Sometimes I really wonder if I am good enough to be here. Sure sometimes I can make a good call or get to do cool stuff, but at the end of the day its whether my exams are passed and I can memorise tables and tables of diseases and parasites.
That is what I have been doing the past few days I have been studying for my exams and so have been living, sleeping and breathing books. However for everything that goes in it feels like 10 things are forgotten. Looking at what I need to memorise I feel that it is an impossible task.
Though I want to specialise in surgery I still need to qualify as a vet to get there, and was reminded of this fact by a very good friend the other day. The problem with being a vet student is there is so much to learn, and though each time I step into surgery I learn something it tends to be random with no structure.
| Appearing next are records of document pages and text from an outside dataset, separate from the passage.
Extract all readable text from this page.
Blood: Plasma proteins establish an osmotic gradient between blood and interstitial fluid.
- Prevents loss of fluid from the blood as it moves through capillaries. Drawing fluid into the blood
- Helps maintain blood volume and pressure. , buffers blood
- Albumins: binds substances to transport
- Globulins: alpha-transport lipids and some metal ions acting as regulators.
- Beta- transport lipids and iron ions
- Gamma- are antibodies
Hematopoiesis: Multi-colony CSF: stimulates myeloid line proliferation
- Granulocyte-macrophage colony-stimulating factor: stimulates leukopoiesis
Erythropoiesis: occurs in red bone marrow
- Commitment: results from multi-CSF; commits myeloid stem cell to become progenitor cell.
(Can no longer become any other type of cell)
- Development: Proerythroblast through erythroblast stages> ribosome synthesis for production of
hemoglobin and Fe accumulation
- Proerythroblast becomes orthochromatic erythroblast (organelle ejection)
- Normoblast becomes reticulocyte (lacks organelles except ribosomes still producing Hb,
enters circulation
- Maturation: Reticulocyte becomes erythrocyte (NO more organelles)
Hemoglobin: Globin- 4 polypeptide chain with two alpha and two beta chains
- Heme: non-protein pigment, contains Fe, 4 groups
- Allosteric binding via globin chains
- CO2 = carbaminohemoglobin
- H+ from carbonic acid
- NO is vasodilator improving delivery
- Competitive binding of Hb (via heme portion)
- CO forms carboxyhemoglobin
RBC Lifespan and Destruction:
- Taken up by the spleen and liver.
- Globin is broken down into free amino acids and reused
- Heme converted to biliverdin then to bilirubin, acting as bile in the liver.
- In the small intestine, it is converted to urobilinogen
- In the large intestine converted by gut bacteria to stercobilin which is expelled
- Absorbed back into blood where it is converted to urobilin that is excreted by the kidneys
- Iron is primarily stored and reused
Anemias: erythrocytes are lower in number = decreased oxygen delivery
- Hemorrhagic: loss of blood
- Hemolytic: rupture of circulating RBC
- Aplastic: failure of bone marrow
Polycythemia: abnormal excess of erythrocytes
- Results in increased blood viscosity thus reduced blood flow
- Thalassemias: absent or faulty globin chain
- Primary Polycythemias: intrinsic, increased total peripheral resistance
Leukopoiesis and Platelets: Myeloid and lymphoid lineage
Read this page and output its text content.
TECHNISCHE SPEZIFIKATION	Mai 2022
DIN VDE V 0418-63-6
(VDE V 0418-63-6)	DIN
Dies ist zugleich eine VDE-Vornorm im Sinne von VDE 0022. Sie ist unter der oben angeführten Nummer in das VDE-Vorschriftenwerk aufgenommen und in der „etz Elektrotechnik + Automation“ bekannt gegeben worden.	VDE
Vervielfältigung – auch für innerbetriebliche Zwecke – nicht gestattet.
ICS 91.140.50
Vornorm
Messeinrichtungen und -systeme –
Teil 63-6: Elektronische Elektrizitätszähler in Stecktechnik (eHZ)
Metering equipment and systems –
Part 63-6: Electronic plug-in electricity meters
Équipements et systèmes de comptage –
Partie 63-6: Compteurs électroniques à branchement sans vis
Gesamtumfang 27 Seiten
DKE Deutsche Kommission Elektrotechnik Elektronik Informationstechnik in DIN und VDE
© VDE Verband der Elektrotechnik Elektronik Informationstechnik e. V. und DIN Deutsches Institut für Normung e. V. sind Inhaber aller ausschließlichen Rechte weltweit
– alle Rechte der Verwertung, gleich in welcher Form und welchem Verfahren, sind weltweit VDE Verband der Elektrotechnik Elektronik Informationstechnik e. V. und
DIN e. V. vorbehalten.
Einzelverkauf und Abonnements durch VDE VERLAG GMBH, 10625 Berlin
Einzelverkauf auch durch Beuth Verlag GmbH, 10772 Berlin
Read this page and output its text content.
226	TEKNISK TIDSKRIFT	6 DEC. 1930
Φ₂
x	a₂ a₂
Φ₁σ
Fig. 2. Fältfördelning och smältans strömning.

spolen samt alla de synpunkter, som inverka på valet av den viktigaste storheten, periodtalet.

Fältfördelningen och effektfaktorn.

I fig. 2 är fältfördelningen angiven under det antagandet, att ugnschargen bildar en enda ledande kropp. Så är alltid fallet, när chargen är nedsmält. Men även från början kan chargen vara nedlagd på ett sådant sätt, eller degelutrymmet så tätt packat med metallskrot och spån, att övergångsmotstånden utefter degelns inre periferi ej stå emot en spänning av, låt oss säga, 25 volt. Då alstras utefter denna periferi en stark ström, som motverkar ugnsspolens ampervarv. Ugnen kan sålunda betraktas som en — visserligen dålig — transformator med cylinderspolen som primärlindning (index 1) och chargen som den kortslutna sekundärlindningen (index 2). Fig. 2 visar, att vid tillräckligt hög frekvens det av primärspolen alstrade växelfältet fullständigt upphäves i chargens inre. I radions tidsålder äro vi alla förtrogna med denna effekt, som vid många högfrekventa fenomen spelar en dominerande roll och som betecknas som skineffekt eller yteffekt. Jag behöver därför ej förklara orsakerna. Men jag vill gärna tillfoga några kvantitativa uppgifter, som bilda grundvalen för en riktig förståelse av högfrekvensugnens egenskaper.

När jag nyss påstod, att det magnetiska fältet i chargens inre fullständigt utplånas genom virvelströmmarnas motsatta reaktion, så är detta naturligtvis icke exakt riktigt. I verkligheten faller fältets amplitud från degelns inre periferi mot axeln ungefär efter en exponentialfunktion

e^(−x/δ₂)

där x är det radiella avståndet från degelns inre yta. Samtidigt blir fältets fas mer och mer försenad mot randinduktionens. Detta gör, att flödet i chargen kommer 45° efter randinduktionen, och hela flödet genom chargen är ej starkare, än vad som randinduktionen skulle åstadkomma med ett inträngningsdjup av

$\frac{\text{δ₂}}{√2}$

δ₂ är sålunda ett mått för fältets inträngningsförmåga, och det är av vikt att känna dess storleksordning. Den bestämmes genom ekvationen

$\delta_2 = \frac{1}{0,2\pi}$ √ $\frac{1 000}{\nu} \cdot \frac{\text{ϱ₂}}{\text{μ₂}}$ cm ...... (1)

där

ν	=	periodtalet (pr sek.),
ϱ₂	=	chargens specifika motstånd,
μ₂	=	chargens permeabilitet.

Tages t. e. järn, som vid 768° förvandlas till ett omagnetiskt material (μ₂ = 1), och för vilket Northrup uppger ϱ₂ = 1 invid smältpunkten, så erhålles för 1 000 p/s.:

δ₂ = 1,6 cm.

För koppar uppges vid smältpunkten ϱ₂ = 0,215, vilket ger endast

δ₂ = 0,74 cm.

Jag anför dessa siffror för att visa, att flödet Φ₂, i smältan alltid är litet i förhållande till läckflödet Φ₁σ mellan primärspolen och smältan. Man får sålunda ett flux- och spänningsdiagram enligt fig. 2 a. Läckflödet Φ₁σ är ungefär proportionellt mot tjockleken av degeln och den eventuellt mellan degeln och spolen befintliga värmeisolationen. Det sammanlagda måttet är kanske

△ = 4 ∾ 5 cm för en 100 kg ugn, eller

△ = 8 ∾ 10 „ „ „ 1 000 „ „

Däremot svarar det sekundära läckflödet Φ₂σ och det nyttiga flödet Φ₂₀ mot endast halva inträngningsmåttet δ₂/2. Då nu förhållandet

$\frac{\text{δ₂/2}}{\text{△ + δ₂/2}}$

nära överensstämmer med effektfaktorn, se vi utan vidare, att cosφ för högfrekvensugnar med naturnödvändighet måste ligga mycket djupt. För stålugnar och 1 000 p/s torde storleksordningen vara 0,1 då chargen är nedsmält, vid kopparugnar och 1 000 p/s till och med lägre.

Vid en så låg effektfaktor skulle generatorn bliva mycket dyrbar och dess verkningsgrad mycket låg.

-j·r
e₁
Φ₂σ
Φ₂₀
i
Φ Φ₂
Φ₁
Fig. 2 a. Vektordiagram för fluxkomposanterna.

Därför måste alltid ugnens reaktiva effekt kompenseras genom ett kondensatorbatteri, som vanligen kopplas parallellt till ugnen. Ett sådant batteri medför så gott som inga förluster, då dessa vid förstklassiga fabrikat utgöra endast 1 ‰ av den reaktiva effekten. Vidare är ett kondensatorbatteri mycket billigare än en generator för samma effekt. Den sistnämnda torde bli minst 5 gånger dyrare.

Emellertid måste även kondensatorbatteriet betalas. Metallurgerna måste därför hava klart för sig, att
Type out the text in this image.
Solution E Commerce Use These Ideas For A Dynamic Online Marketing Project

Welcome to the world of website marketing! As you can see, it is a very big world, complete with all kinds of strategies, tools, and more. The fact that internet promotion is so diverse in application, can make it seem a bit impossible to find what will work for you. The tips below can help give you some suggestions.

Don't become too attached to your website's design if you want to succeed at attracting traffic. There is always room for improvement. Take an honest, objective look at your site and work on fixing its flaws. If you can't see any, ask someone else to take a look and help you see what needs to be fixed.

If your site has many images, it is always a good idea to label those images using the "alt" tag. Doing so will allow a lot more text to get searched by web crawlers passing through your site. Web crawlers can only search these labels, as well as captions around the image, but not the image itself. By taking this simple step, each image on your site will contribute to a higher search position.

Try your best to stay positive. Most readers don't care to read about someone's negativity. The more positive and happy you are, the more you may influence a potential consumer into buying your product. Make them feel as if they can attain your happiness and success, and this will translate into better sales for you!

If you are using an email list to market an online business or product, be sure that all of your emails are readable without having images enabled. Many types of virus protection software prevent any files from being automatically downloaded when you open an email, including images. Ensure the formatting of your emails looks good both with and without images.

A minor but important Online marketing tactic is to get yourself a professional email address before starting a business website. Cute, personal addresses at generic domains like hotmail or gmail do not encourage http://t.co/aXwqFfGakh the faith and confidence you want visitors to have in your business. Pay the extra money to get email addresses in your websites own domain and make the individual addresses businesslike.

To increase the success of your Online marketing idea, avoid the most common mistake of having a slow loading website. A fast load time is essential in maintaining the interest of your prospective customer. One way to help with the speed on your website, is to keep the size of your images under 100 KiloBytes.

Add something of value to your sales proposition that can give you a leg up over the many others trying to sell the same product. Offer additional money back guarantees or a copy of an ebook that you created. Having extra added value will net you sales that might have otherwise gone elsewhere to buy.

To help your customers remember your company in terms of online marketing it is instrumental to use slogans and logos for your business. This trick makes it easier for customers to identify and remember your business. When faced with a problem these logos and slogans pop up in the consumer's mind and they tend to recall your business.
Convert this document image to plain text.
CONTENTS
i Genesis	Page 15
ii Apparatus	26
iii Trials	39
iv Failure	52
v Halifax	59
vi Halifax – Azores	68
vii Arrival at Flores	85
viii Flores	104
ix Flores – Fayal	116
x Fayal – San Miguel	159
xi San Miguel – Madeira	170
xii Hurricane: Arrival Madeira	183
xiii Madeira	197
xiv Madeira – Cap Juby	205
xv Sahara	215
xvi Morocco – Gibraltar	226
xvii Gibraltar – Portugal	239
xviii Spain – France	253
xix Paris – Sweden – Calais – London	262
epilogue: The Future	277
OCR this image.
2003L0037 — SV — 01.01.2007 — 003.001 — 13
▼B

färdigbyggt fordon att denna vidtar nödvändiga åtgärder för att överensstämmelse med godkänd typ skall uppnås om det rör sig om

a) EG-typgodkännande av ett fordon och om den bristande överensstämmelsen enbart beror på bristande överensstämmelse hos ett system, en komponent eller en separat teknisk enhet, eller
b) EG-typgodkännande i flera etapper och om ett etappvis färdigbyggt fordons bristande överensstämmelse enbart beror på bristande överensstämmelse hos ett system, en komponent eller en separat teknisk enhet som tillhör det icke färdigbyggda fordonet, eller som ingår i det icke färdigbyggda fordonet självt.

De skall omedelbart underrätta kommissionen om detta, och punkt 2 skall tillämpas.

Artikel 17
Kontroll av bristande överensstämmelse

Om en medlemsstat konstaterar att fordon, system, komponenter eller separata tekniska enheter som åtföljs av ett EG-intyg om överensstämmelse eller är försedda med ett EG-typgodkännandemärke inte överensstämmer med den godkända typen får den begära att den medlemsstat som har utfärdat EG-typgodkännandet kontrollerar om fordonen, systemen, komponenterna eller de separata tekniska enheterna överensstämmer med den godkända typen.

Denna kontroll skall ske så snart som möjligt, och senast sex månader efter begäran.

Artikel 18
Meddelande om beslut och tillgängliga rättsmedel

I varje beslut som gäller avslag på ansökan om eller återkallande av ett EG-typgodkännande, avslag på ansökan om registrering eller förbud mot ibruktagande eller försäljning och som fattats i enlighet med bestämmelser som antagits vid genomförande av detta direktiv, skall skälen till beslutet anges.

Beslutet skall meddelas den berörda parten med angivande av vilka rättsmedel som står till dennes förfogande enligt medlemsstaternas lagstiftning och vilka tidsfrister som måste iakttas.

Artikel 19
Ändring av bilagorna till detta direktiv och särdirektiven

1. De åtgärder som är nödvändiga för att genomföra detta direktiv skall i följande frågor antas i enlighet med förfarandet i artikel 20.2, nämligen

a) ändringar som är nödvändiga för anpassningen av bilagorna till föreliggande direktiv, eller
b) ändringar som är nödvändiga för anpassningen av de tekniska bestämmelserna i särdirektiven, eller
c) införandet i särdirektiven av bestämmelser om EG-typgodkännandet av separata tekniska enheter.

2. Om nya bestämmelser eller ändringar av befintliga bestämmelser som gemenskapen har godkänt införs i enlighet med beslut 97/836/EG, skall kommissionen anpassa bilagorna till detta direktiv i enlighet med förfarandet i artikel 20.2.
However surgery is easy to learn as everything makes sense, and I can see it within my head so can see what needs to happen and how. Sadly this is not always the case as with diseases and parasites you need to memorise stuff you may, or may not see at some point in practice. So until my exams are complete I am stepping out of surgery unless there is something really special or I get called in on an emergency.
I guess the only thing I can do here is to spend as much time as I can studying, and then hope that when I get to the exam I actually remember something. I am nervous, stressed and scared that I won’t pass, I really don’t want to fail. So now I am going back to study. I’ve got just over 30 hours until the first exam.